Contextualizing the Ukraine Crisis
In cooperation with the the Department of German, Russian and Asian Language and Literature and Russian Studies.Monday, March 21st, 2022
12:00 p.m. ET (US)
Zoom Webinar
About the Event
Join Steven Wilson (Politics, Brandeis), Simon Pirani (University of Durham) and Marcel Roethig (Friedrich Ebert Foundation, Kiyv, Ukraine), three experts who will discuss the broader context of the Ukraine Crisis.
About the Speakers
Since 2017, Marcel Röthig has headed the Friedrich Ebert Foundation's Ukraine office based in Kyiv. He has been with the Friedrich Ebert Foundation since 2013, first in the department for central tasks in Berlin, then as Deputy Resident Representative in the Russian Federation (2014-2016) and as head of the regional office "Dialogue Eastern Europe" in Kyiv. From 2017 to 2020 he was country representative for Belarus, parallel to Ukraine, and since 2021in the Republic of Moldova. He studied political science with a focus on Eastern Europe in Berlin and worked for various members of the German Bundestag for several years.

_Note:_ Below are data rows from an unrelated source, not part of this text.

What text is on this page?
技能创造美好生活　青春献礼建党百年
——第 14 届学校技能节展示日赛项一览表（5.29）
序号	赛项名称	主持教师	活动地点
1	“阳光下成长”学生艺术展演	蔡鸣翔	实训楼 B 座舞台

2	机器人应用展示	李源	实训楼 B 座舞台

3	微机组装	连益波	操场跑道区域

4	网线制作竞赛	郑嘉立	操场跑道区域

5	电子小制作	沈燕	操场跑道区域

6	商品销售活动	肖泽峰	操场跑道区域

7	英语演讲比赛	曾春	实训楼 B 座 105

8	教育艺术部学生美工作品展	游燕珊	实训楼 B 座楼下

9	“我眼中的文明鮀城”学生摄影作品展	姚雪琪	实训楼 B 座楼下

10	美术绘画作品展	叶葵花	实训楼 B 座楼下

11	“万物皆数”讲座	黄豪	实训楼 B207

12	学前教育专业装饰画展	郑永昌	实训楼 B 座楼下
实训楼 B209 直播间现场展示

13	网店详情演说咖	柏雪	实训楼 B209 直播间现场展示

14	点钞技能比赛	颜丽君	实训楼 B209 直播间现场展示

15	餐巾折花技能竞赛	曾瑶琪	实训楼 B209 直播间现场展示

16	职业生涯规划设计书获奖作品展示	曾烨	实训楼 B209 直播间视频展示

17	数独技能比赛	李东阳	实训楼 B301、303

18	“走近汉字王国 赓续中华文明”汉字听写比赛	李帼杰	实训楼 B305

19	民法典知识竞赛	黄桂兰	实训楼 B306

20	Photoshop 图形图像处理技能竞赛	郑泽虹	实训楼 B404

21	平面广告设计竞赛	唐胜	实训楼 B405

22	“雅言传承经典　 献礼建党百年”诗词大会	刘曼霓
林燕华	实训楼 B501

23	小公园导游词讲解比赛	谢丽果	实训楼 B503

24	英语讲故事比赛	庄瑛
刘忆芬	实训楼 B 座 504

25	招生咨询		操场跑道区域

Dr. Steven Lloyd Wilson is an assistant professor of politics at Brandeis University. He earned his Ph.D. in political science from the University of Wisconsin-Madison in 2016, serves as the Project Manager of Computational Infrastructure for the Varieties of Democracy Institute at the University of Gothenburg, and is one of the principal investigators for the Digital Society Project. His research focuses on comparative democratization, cyber-security, and the effect of the Internet on authoritarian regimes, particular in the post-Communist world. He also works on a variety of projects involving network and content analysis of social media around the world.
Simon Pirani is honorary professor in the School of Modern Languages and Cultures at the University of Durham. His most recent book is Burning Up: A Global History of Fossil Fuel Consumption (Pluto Press, 2018). Over the last 30 years he has written widely on energy issues in Russia, Ukraine and the Caspian region.